Marco Polo, interprété par Julien Derouault est seul sur les planches, devant un immense écran. Les premières minutes effraient. Décontenancés, il faut faire l’effort de pénétrer dans ce nouvel univers. La vidéo projection façon manga est un premier point d’ancrage. La musique, universelle, un second. Après, tout n’est que question de sensation, d’appréciation d’un travail sur le corps étonnant. Le danseur contemporain se meut de façon désarticulée, devant son propre reflet animé. La tension est palpable. Il se dégage déjà quelque chose de profondément viscéral.

Marie Claude Pietragalla (peu souvent sur scène, sachez-le) illumine alors Marco Polo de sa présence céleste. Est-elle muse, guide ? La Dame Blanche serait-elle un rêve, un souvenir ? Autant de questions qui invitent la poésie au cœur d’un spectacle –d-étonnant. La mixité entre la danse classique et le hip hop pouvait faire frémir les puristes. Les profanes se délectent de ce mélange des genres. Lorsque Prodigy et Chemical Brothers résonnent, on ressent à quel point le projet semblait casse gueule pour certains. Le choc entre les deux cultures saute aux yeux. La danse est moins élégante, plus bestiale. La mise en lumière, auparavant glaciale se veut chaude et tortueuse. Pietragalla semble avoir trouvé la juste limite entre le spectacle difficile d’accès (Marco Polo n’est cependant jamais hermétique) et grand public (sans jamais tomber dans la facilité populiste).

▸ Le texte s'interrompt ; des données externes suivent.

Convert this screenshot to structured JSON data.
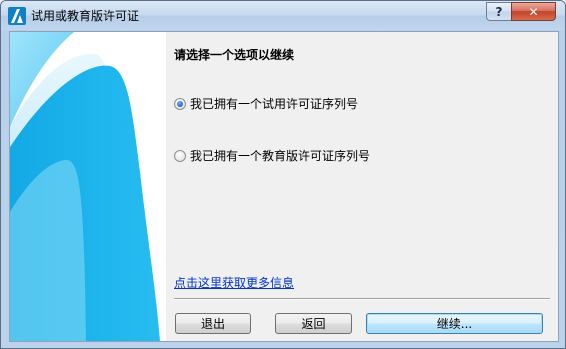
{
  "window": {
    "title": "试用或教育版许可证",
    "help_label": "?",
    "close_label": "✕",
    "app_icon": "autodesk-a-logo-icon"
  },
  "content": {
    "heading": "请选择一个选项以继续",
    "options": [
      {
        "label": "我已拥有一个试用许可证序列号",
        "checked": true
      },
      {
        "label": "我已拥有一个教育版许可证序列号",
        "checked": false
      }
    ],
    "more_info_link": "点击这里获取更多信息"
  },
  "buttons": {
    "exit": "退出",
    "back": "返回",
    "continue": "继续..."
  },
  "colors": {
    "side_accent": "#1fb6ef",
    "link": "#0033cc",
    "title_bar": "#c5d9ef",
    "close_button": "#c4442b"
  }
}
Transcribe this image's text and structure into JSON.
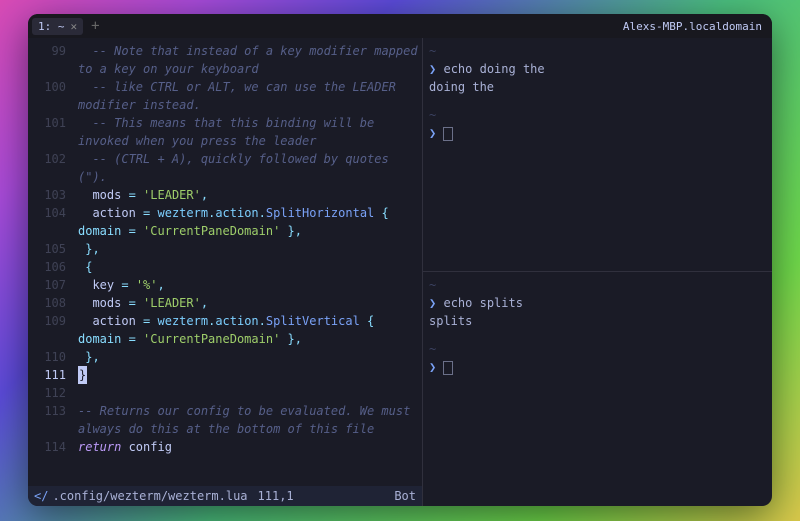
{
  "tabbar": {
    "tab_label": "1: ~",
    "close_glyph": "✕",
    "new_tab_glyph": "+",
    "right_title": "Alexs-MBP.localdomain"
  },
  "editor": {
    "lines": {
      "l99": "-- Note that instead of a key modifier mapped to a key on your keyboard",
      "l100": "-- like CTRL or ALT, we can use the LEADER modifier instead.",
      "l101": "-- This means that this binding will be invoked when you press the leader",
      "l102": "-- (CTRL + A), quickly followed by quotes (\").",
      "l103_mods": "mods",
      "l103_eq": " = ",
      "l103_val": "'LEADER'",
      "l103_comma": ",",
      "l104_action": "action",
      "l104_eq": " = ",
      "l104_wez": "wezterm",
      "l104_dot1": ".",
      "l104_actmod": "action",
      "l104_dot2": ".",
      "l104_fn": "SplitHorizontal",
      "l104_tail": " { domain = ",
      "l104_str": "'CurrentPaneDomain'",
      "l104_close": " },",
      "l105": "},",
      "l106": "{",
      "l107_key": "key",
      "l107_eq": " = ",
      "l107_val": "'%'",
      "l107_comma": ",",
      "l108_mods": "mods",
      "l108_eq": " = ",
      "l108_val": "'LEADER'",
      "l108_comma": ",",
      "l109_action": "action",
      "l109_eq": " = ",
      "l109_wez": "wezterm",
      "l109_dot1": ".",
      "l109_actmod": "action",
      "l109_dot2": ".",
      "l109_fn": "SplitVertical",
      "l109_tail": " { domain = ",
      "l109_str": "'CurrentPaneDomain'",
      "l109_close": " },",
      "l110": "},",
      "l111": "}",
      "l113": "-- Returns our config to be evaluated. We must always do this at the bottom of this file",
      "l114_ret": "return",
      "l114_cfg": " config"
    },
    "gutter": {
      "n99": "99",
      "n100": "100",
      "n101": "101",
      "n102": "102",
      "n103": "103",
      "n104": "104",
      "n105": "105",
      "n106": "106",
      "n107": "107",
      "n108": "108",
      "n109": "109",
      "n110": "110",
      "n111": "111",
      "n112": "112",
      "n113": "113",
      "n114": "114"
    }
  },
  "statusline": {
    "mode_glyph": "</",
    "path": ".config/wezterm/wezterm.lua",
    "pos": "111,1",
    "scroll": "Bot"
  },
  "shell": {
    "prompt_glyph": "❯",
    "p1_cmd": "echo doing the",
    "p1_out": "doing the",
    "p2_cmd": "echo splits",
    "p2_out": "splits",
    "tilde": "~"
  }
}
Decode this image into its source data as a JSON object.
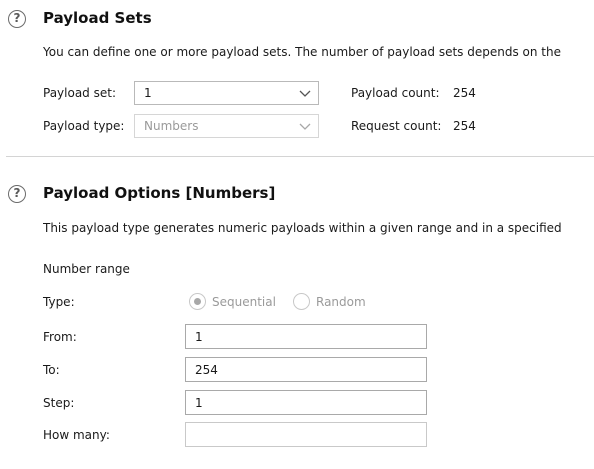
{
  "payload_sets": {
    "title": "Payload Sets",
    "description": "You can define one or more payload sets. The number of payload sets depends on the",
    "payload_set_label": "Payload set:",
    "payload_set_value": "1",
    "payload_type_label": "Payload type:",
    "payload_type_value": "Numbers",
    "payload_count_label": "Payload count:",
    "payload_count_value": "254",
    "request_count_label": "Request count:",
    "request_count_value": "254"
  },
  "payload_options": {
    "title": "Payload Options [Numbers]",
    "description": "This payload type generates numeric payloads within a given range and in a specified",
    "number_range_label": "Number range",
    "type_label": "Type:",
    "type_options": [
      "Sequential",
      "Random"
    ],
    "type_selected": "Sequential",
    "from_label": "From:",
    "from_value": "1",
    "to_label": "To:",
    "to_value": "254",
    "step_label": "Step:",
    "step_value": "1",
    "how_many_label": "How many:",
    "how_many_value": ""
  },
  "icons": {
    "help": "help-circle-icon",
    "dropdown": "chevron-down-icon"
  },
  "colors": {
    "text": "#1a1a1a",
    "disabled_text": "#9a9a9a",
    "border": "#b9b9b9",
    "divider": "#d4d4d4"
  }
}
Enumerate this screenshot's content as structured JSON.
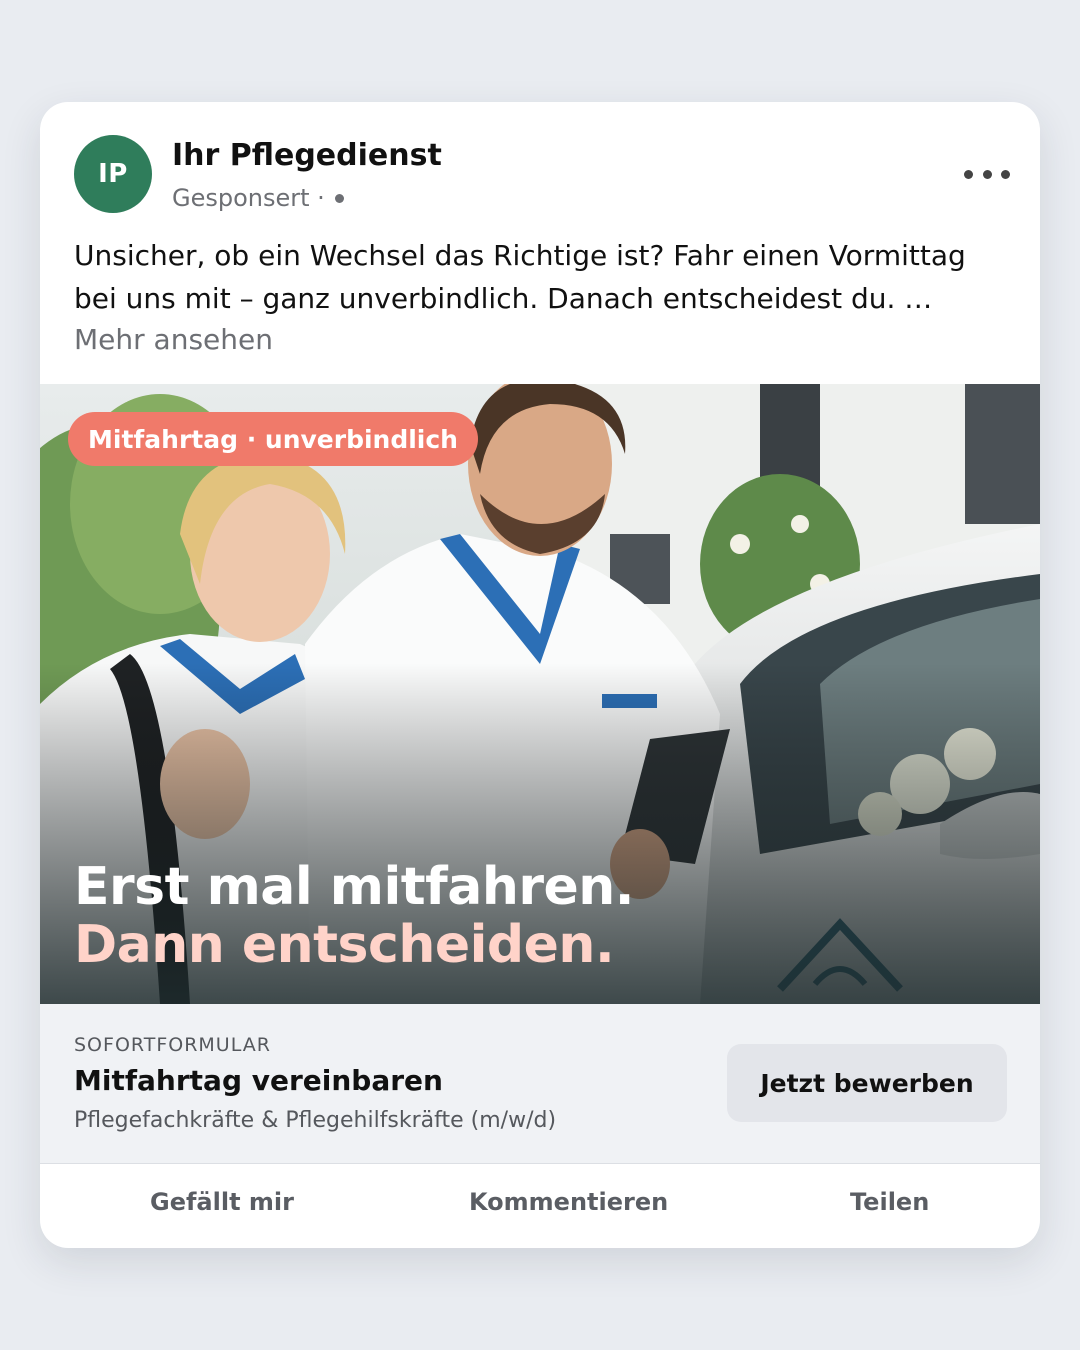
{
  "post": {
    "page_name": "Ihr Pflegedienst",
    "avatar_initials": "IP",
    "avatar_color": "#2f7d5b",
    "sponsored_label": "Gesponsert ·",
    "menu_icon": "more-horizontal-icon",
    "text": "Unsicher, ob ein Wechsel das Richtige ist? Fahr einen Vormittag bei uns mit – ganz unverbindlich. Danach entscheidest du. …",
    "see_more": "Mehr ansehen"
  },
  "image": {
    "badge": "Mitfahrtag · unverbindlich",
    "badge_color": "#f07a6a",
    "headline_line1": "Erst mal mitfahren.",
    "headline_line2": "Dann entscheiden.",
    "accent_color": "#ffd3c9"
  },
  "cta": {
    "form_type": "SOFORTFORMULAR",
    "title": "Mitfahrtag vereinbaren",
    "subtitle": "Pflegefachkräfte & Pflegehilfskräfte (m/w/d)",
    "button_label": "Jetzt bewerben"
  },
  "actions": {
    "like": "Gefällt mir",
    "comment": "Kommentieren",
    "share": "Teilen"
  }
}
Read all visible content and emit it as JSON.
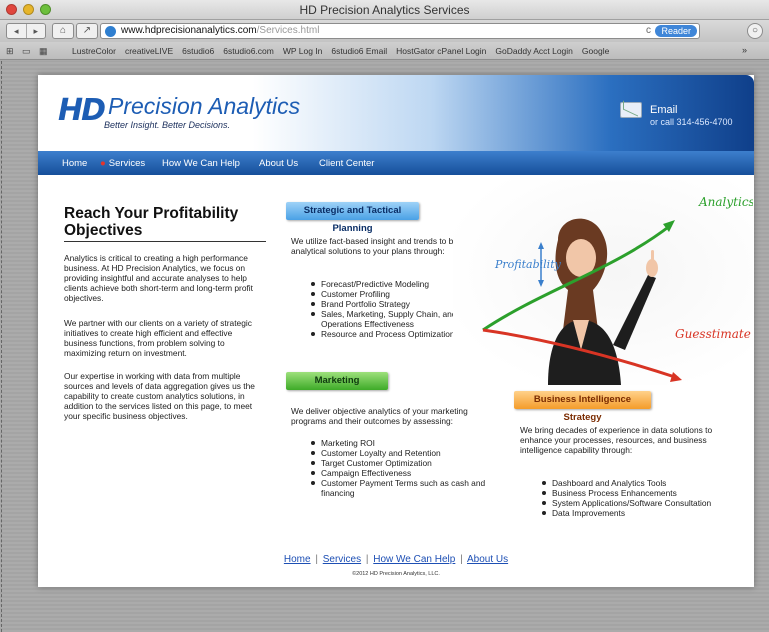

N’y voyez pas quelconque concession de la danseuse étoile. De véritables fulgurances de mise en scène ressortent de ce Marco Polo (le tableau majestueux de la caravelle, par exemple). Une séquence complète de robotique et des battles de danse surprennent l’assistance. Ce n’est pas tous les jours que l’on peut voir un sidewalk aussi léché sur une scène de Pietragalla…
Marco Polo puise aussi dans l’imagerie d’Orange Mécanique dans cette exploration violente du corps humain. Fritz Lang et son Metropolis s’invitent même parfois sur scène.

Marie Claude Pietragalla remet à l’honneur la question du Beau. Dans un dernier tableau d’une poésie bouleversante, Marco Polo embrasse cette interrogation à bras le corps. Voir tournoyer ces deux corps sous un nuage de pétales blanches à de quoi faire palpiter même le plus noir des cœurs. Tout simplement magique.